Where Degenerate Hessians Show Up in Vision
- Bundle adjustment (SfM/SLAM): gauge freedoms. Reprojection error is unchanged by global translation/rotation and, in monocular setups, by global scale. The Hessian is rank-deficient (zero eigenvalues). Fixing a camera, point, or scale removes the degeneracy. (Triggs et al., IJCV 2000.)
- Optical flow: the aperture problem. Along a clean edge, motion parallel to the edge is unobservable, so the data-term Hessian is almost rank-1. Smoothness priors increase the rank. (Horn & Schunck, AI 1981.)
- Photometric problems (shape-from-shading, photometric stereo). Certain lighting/geometry combinations create flat valleys of equally good explanations. Regularization or additional illumination disambiguates.

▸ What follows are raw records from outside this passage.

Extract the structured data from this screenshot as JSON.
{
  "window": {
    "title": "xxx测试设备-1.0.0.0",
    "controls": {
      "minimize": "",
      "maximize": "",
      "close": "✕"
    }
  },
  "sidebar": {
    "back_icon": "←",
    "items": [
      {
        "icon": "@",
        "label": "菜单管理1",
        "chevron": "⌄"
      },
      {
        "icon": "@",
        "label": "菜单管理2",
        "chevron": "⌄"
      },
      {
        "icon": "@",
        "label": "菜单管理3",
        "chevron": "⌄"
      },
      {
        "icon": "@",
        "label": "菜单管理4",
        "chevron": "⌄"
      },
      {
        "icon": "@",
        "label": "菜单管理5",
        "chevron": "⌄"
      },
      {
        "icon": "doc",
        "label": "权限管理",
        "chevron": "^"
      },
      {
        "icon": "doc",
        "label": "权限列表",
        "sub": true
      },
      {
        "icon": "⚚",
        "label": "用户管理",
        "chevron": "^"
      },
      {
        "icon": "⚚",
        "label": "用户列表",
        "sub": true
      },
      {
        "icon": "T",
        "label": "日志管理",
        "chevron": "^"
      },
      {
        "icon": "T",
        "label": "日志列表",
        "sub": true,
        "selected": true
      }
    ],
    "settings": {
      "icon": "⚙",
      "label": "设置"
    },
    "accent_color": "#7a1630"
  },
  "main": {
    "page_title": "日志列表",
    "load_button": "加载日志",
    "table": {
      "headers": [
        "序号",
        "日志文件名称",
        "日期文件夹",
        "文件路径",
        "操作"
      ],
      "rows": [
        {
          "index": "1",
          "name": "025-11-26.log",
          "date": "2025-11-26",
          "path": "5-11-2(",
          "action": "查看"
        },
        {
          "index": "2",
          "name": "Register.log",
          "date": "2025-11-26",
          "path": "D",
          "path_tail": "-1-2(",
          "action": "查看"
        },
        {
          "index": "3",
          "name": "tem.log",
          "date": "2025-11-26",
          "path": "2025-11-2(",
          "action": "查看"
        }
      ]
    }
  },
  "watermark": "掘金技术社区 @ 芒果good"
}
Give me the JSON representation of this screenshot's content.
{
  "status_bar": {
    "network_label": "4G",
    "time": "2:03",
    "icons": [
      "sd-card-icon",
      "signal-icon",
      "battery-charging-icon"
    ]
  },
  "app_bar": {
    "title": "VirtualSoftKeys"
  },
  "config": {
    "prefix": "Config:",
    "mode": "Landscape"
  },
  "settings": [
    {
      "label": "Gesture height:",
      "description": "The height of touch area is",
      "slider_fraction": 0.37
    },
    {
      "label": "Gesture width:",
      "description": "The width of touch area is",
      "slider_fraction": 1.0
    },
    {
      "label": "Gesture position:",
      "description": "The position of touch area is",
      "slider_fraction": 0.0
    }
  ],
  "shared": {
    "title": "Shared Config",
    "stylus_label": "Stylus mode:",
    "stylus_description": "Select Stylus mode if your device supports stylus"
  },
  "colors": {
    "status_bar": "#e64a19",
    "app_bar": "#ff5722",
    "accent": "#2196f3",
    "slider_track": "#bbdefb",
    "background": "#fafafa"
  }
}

- Deep networks: flat minima. Over-parameterization yields many near-zero Hessian eigenvalues; wide, flat minima often generalize better. (Dauphin et al., NeurIPS 2014.)
Practical Compass
- Use Theorem 2.2 when you can show $H \succ 0$ to certify strict minima.
- Use Theorem 2.3 to screen candidates: any minimum must satisfy $H \succeq 0$, but check higher-order terms or structural invariances to rule out degenerate saddles.
- In real vision pipelines, expect degeneracy wherever there is invariance (gauge freedoms) or missing information (aperture problem).
Suggested Figures
- Bowl vs. saddle vs. flat-bottom surfaces.
- Level-set and constraint tangency for Lagrange multipliers.
- Hessian spectrum with many near-zero eigenvalues.
References
- M. Avriel, Nonlinear Programming: Analysis and Methods, Dover. See Theorems 2.2 (Sufficient) and 2.3 (Necessary).
- B. Triggs et al., “Bundle Adjustment—A Modern Synthesis,” International Journal of Computer Vision, 2000.
- B. K. P. Horn & B. G. Schunck, “Determining Optical Flow,” Artificial Intelligence, 1981.
- Y. N. Dauphin et al., “Identifying and Attacking the Saddle Point Problem in High-Dimensional Non-Convex Optimization,” NeurIPS, 2014.
TL;DR
- Gradient zero gets you to the door.
- Hessian sign tells you what room you are in: bowl, dome, saddle, or flat.
- Vision problems breed degeneracy; handle it with gauges, priors, or extra cues.